Note: This piece is a response to an essay by Haviv Rettig Gur, which can be found here

Israel’s current political crisis exemplifies the maxim that hard cases make bad law. This case is desperate. Six months after the coronavirus erupted and nine months after the fiscal year began, Israel still lacks both a functioning contact-tracing system and an approved 2020 budget, mainly because Prime Minister Benjamin Netanyahu is more worried about politics than the domestic problems that Israel now confronts. The government’s failure to perform these basic tasks obviously invites the conclusion that civil servants’ far-reaching powers must not only be preserved, but perhaps even increased.

This would be the wrong conclusion. Bureaucrats, especially when they have great power, are vulnerable to the same ills as elected politicians. But unlike politicians, they are completely unaccountable to the public.

That doesn’t mean Haviv Rettig Gur is wrong to deem them indispensable. They provide institutional memory, flesh out elected officials’ policies, and supply information the politicians may not know and options they may not have considered. Yet the current crisis shows in several ways why they neither can nor should substitute for elected politicians.

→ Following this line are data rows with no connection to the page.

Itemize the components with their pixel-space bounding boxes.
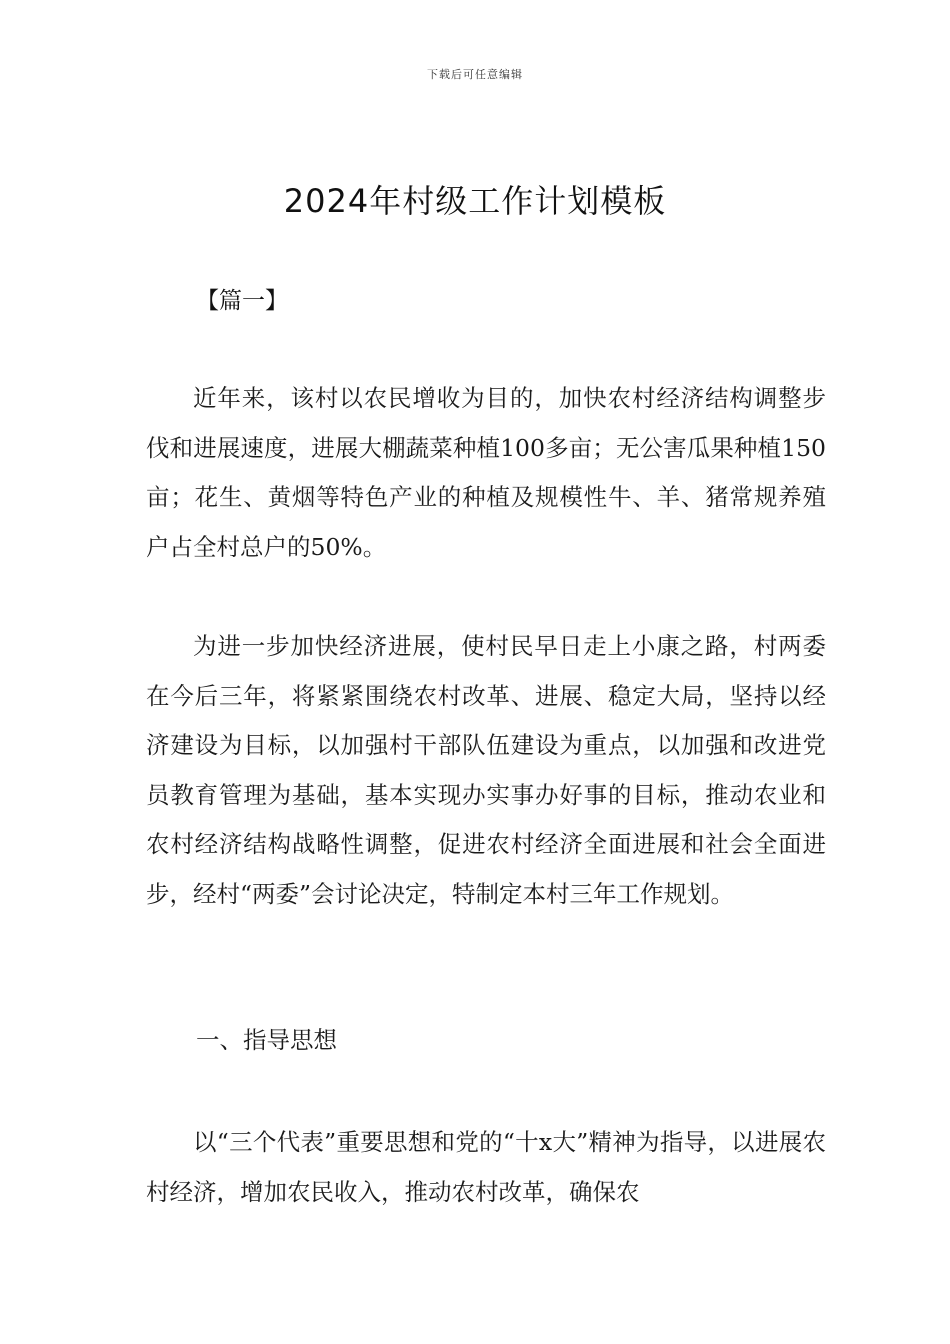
paragraph-intro: 近年来，该村以农民增收为目的，加快农村经济结构调整步伐和进展速度，进展大棚蔬菜种植100多亩；无公害瓜果种植150亩；花生、黄烟等特色产业的种植及规模性牛、羊、猪常规养殖户占全村总户的50%。 bbox=[146, 384, 826, 561]
section-heading-guiding-ideology: 一、指导思想 bbox=[196, 1026, 337, 1054]
header-note: 下载后可任意编辑 bbox=[427, 68, 523, 81]
section-mark: 【篇一】 bbox=[196, 288, 288, 314]
paragraph-plan: 为进一步加快经济进展，使村民早日走上小康之路，村两委在今后三年，将紧紧围绕农村改革、进展、稳定大局，坚持以经济建设为目标，以加强村干部队伍建设为重点，以加强和改进党员教育管理为基础，基本实现办实事办好事的目标，推动农业和农村经济结构战略性调整，促进农村经济全面进展和社会全面进步，经村“两委”会讨论决定，特制定本村三年工作规划。 bbox=[146, 632, 826, 908]
paragraph-guiding-ideology: 以“三个代表”重要思想和党的“十x大”精神为指导，以进展农村经济，增加农民收入，推动农村改革，确保农 bbox=[146, 1128, 826, 1206]
document-title: 2024年村级工作计划模板 bbox=[283, 182, 667, 220]
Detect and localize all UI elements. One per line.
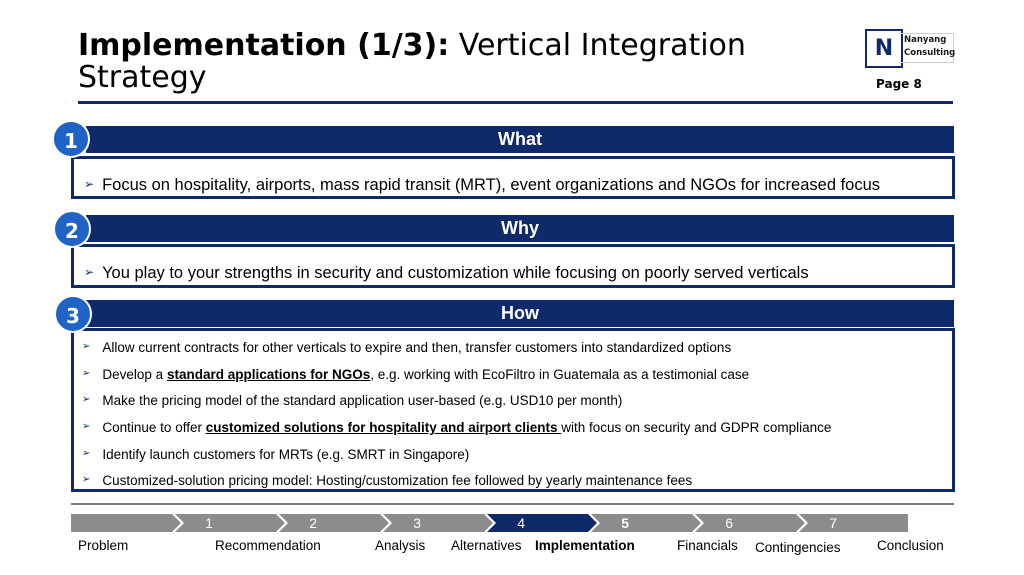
- how-item-text: Identify launch customers for MRTs (e.g. SMRT in Singapore): [102, 446, 470, 462]
- how-item: [82, 391, 831, 418]
- logo-text: [901, 33, 954, 63]
- what-box: [71, 156, 955, 199]
- how-item-text: Develop a: [102, 366, 167, 382]
- how-item-text-end: , e.g. working with EcoFiltro in Guatemala as a testimonial case: [370, 366, 750, 382]
- nav-step-number: 3: [413, 515, 421, 531]
- title-divider: [78, 101, 953, 104]
- how-item-text: Make the pricing model of the standard application user-based (e.g. USD10 per month): [102, 393, 623, 409]
- logo-letter: N: [874, 36, 894, 61]
- how-item: [82, 471, 831, 498]
- title-bold: Implementation (1/3):: [78, 28, 450, 63]
- bullet-arrow-icon: ➢: [82, 341, 91, 352]
- how-list: [82, 338, 831, 498]
- why-text: You play to your strengths in security and customization while focusing on poorly served verticals: [102, 264, 809, 282]
- bullet-arrow-icon: ➢: [82, 394, 91, 406]
- how-item-text: Allow current contracts for other verticals to expire and then, transfer customers into standardized options: [102, 340, 732, 355]
- nav-label-contingencies[interactable]: Contingencies: [755, 540, 841, 555]
- nav-step-number: 4: [517, 515, 525, 531]
- section-number-badge-2: 2: [53, 210, 91, 248]
- title-rest: Vertical Integration Strategy: [78, 28, 746, 95]
- nav-label-analysis[interactable]: Analysis: [375, 538, 426, 553]
- why-item: [84, 264, 809, 283]
- how-heading-bar: How: [86, 300, 954, 327]
- section-number-badge-1: 1: [52, 120, 90, 158]
- how-item-text-end: with focus on security and GDPR compliance: [561, 420, 832, 436]
- how-item: [82, 445, 831, 472]
- bullet-arrow-icon: ➢: [82, 474, 91, 486]
- nav-label-implementation[interactable]: Implementation: [535, 538, 635, 553]
- how-item-text: Continue to offer: [102, 420, 206, 436]
- section-number-badge-3: 3: [54, 295, 92, 333]
- what-item: [84, 176, 880, 195]
- why-box: [71, 244, 955, 288]
- bullet-arrow-icon: ➢: [84, 177, 95, 191]
- how-item: [82, 338, 831, 365]
- company-logo: [865, 29, 954, 68]
- bullet-arrow-icon: ➢: [82, 421, 91, 433]
- nav-label-problem[interactable]: Problem: [78, 538, 129, 553]
- how-item-emphasis: standard applications for NGOs: [166, 366, 371, 382]
- nav-label-financials[interactable]: Financials: [677, 538, 738, 553]
- nav-label-recommendation[interactable]: Recommendation: [215, 538, 321, 553]
- nav-step-number-active: 5: [621, 515, 629, 531]
- how-item-text: Customized-solution pricing model: Hosting/customization fee followed by yearly maintenance fees: [102, 473, 693, 489]
- page-number: Page 8: [876, 77, 922, 91]
- nav-label-conclusion[interactable]: Conclusion: [877, 538, 944, 553]
- bullet-arrow-icon: ➢: [82, 447, 91, 459]
- logo-line-1: Nanyang: [904, 35, 947, 45]
- what-text: Focus on hospitality, airports, mass rapid transit (MRT), event organizations and NGOs for increased focus: [102, 176, 881, 194]
- page-title: [78, 30, 798, 94]
- what-heading-bar: What: [86, 126, 954, 153]
- nav-step-number: 7: [829, 515, 837, 531]
- how-item-emphasis: customized solutions for hospitality and airport clients: [205, 420, 562, 436]
- nav-step-number: 6: [725, 515, 733, 531]
- nav-step-number: 8: [933, 515, 941, 531]
- bullet-arrow-icon: ➢: [82, 367, 91, 379]
- logo-line-2: Consulting: [904, 48, 956, 58]
- bullet-arrow-icon: ➢: [84, 265, 95, 279]
- nav-label-alternatives[interactable]: Alternatives: [451, 538, 522, 553]
- why-heading-bar: Why: [86, 215, 954, 242]
- how-item: [82, 365, 831, 392]
- how-box: [71, 328, 955, 492]
- how-item: [82, 418, 831, 445]
- nav-step-number: 2: [309, 515, 317, 531]
- nav-step-number: 1: [205, 515, 213, 531]
- nav-divider: [71, 503, 954, 505]
- nav-chevron[interactable]: [71, 514, 181, 532]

First, bureaucrats are no less prone to poor judgment than politicians. As evidence, consider Siegal Sadetzki, part of the Netanyahu-led triumvirate that ran Israel’s initial response to the coronavirus. It’s unsurprising that Gur never mentioned Sadetzki even as he lauded the triumvirate’s third member, former Health Ministry Director General Moshe Bar Siman-Tov; she and her fellow Health Ministry staffers are a major reason why Israel still lacks a functional test-and-trace system.

Sadetzki, an epidemiologist, was the ministry’s director of public-health services and the only member of the triumvirate with professional expertise in epidemics (Bar Siman-Tov is an economist). As such, her input was crucial. Yet she adamantly opposed expanding virus testing, even publicly asserting that “Too much testing will increase complacence.” She opposed letting organizations outside the public-health system do lab work for coronavirus tests, even though the system was overwhelmed. She opposed sewage monitoring to track the spread of the virus. And on, and on.

Moreover, even after acknowledging that test-and-trace was necessary, ministry bureaucrats insisted for months that their ministry do the tracing despite its glaringly inadequate manpower. Only in August was the job finally given to the army, which does have the requisite personnel. And the system still isn’t fully operational.